In the gdb stack frame you gave the top-most part of the call which is still controlled by your application has this:
…I’d have to guess the device argument (or a member of the device if the device itself is not NULL) is not valid. The reason the error shows up in a kernel message (instead of your gdb backtrace) is because the NULL pointer dereference was not in the user application…the dereference took place in the kernel after going through libcuda.so.1.1 (also as a pointer which libcuda.so.1.1 did not try to dereference, but instead passed on). Make sure cudart::device* is non-NULL, and that any member needing to be initialized in cudart::device is non-NULL.
It is hard to tell much with so few information about the context.
Can you tell :
How many previous calls have succeeded before failing ?
How many threads are running in this application ?
Do they share buffers, and if yes what are the locking mechanisms ?
Same if you have several processes sharing memory.
Do you know how much memory is available before launching your app ?
Do you know how much should be the maximum that your app could allocate/use ?
Are you using recursive calls ?
One possibility could be a stack trashed by another thread or that failed to grow correctly.
Maybe -fstack-check and -fstack-protector flags for gcc can help to detect that.
Could you isolate a skeleton of your code triggering this fault that you could share ?
Just a note that I just struggled finding a very similar SIGSEGV problem when calling cudaHostMalloc() on a Jetson Tx1 with essentially a identical stack trace that I eventually identified as caused by calling cudaGLSetGLDevice() in my initialization code (or at least the crash went away when I removed the call).

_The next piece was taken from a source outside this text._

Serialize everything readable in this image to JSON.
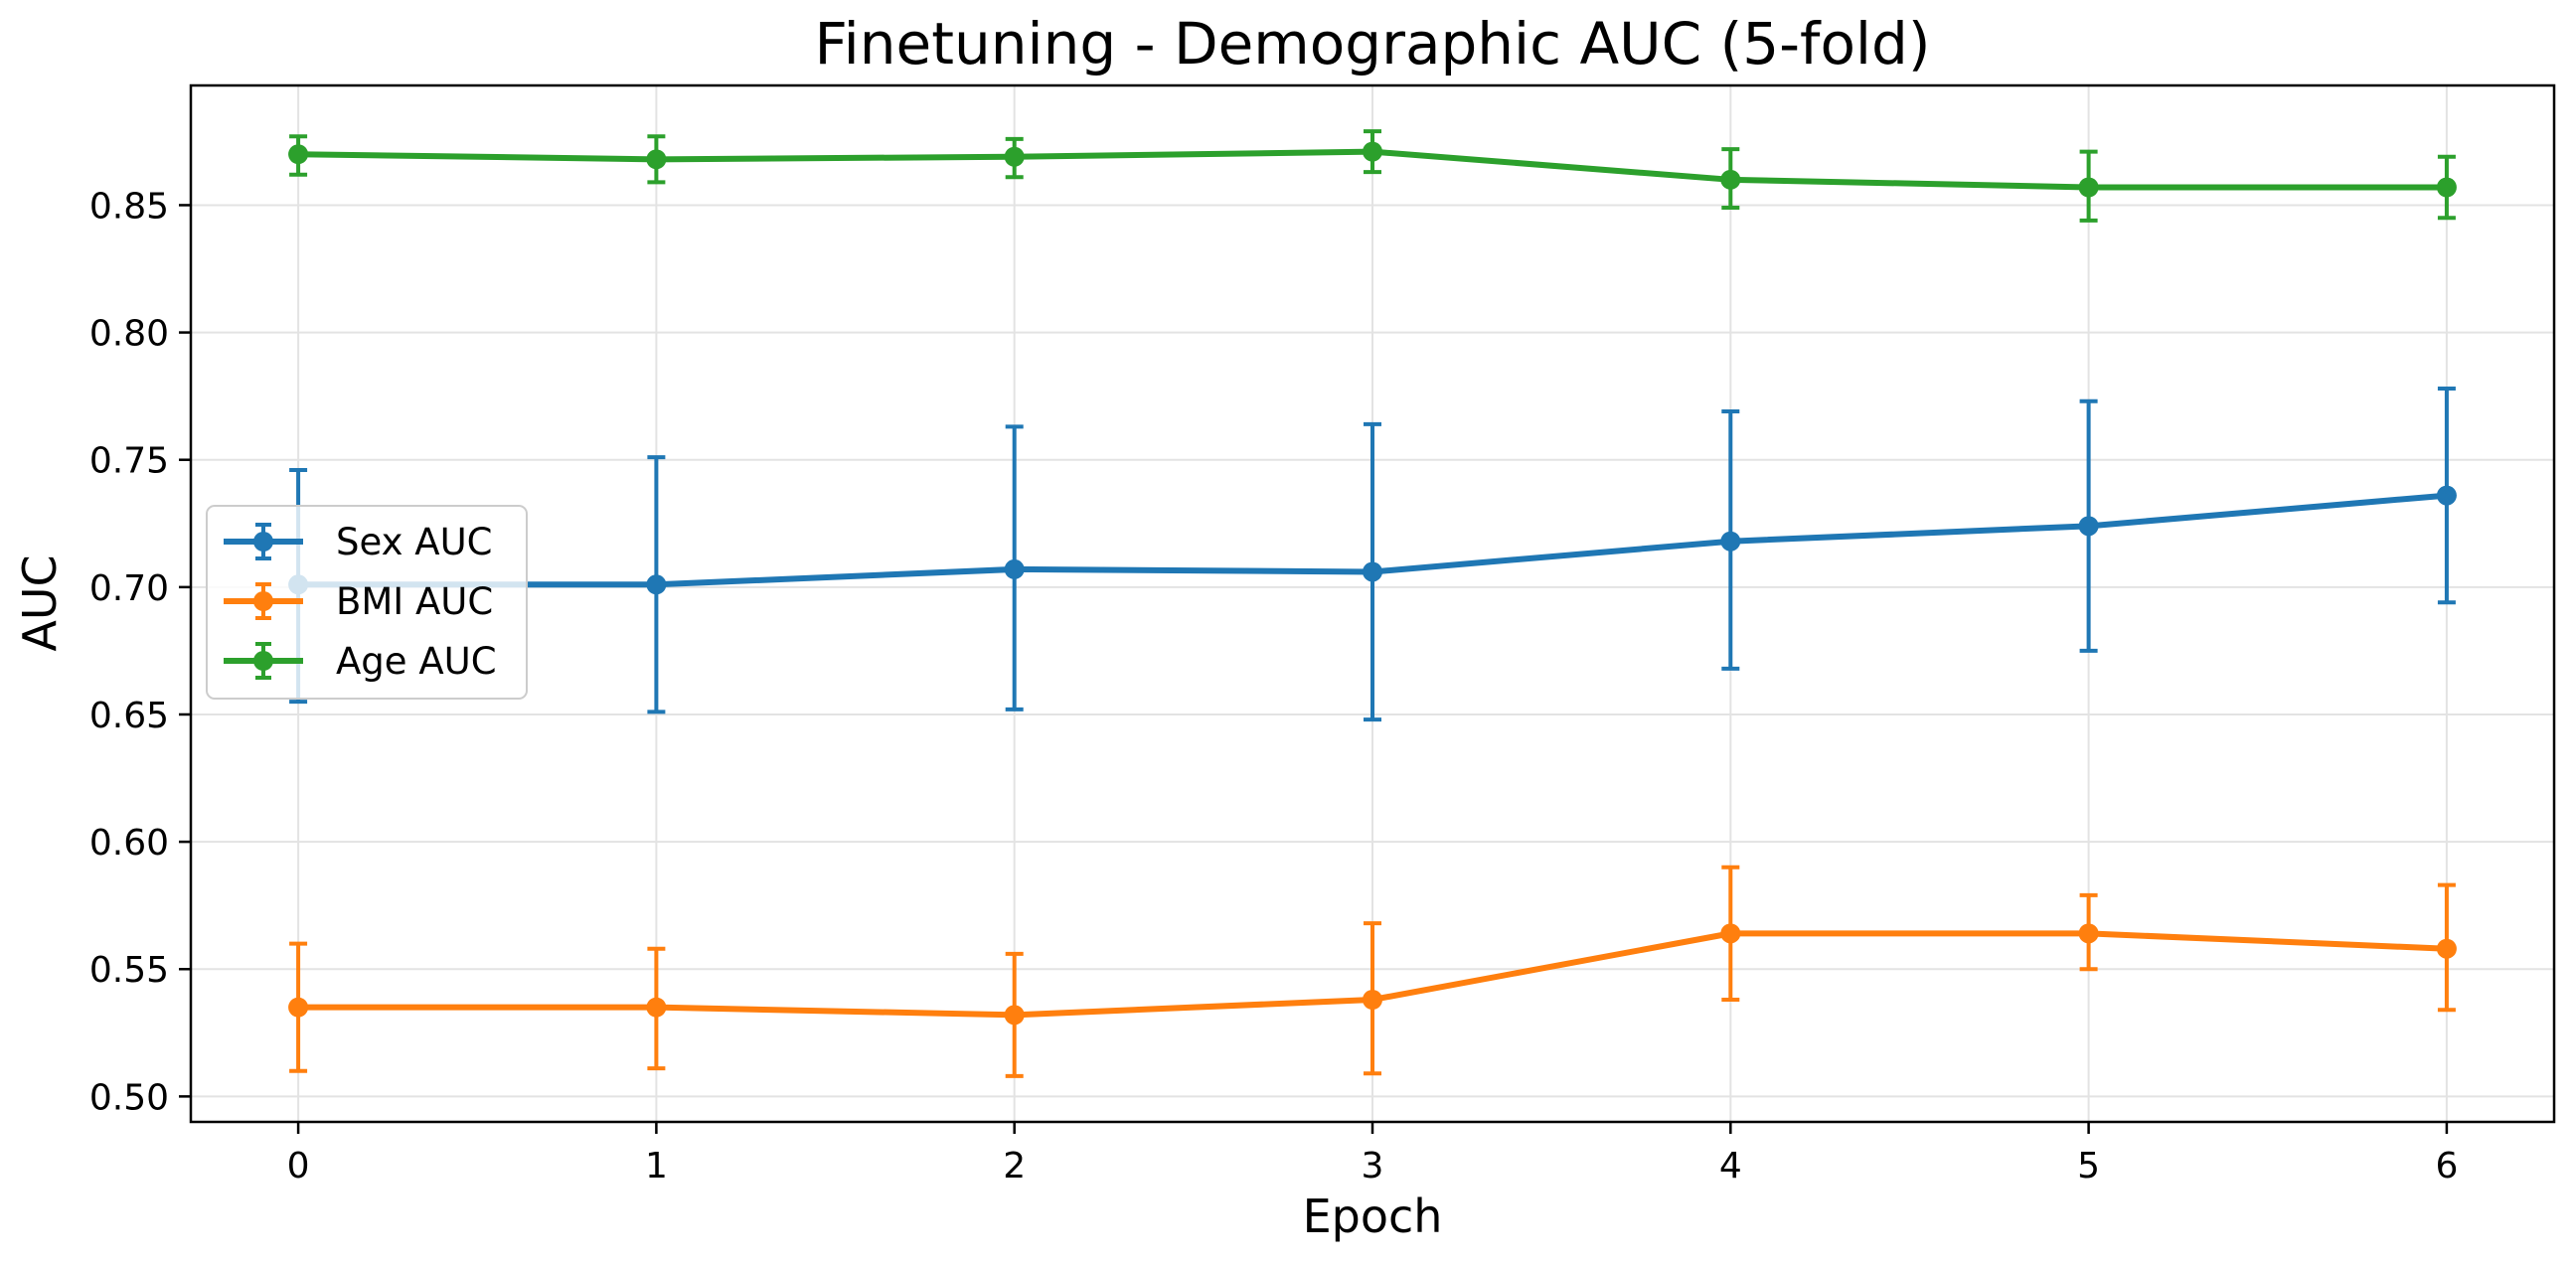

I now recognize that cudaGLSetGLDevice() is a deprecated interface, but I was reusing a older class and the call returned no error and the cudaHostMalloc() actually occurred some distance away in code space so it took me a while to isolate.
This problem was observed on a Jetson Tx1 running L4T 24.2 and CUDA Version 8.0.34.
Perhaps this will help someone else down the road.
Just want to confirm:
Alougth you met error at cudaMallocHost(), the real cause is some function needs to be applied before calling the cudaGLSetGLDevice().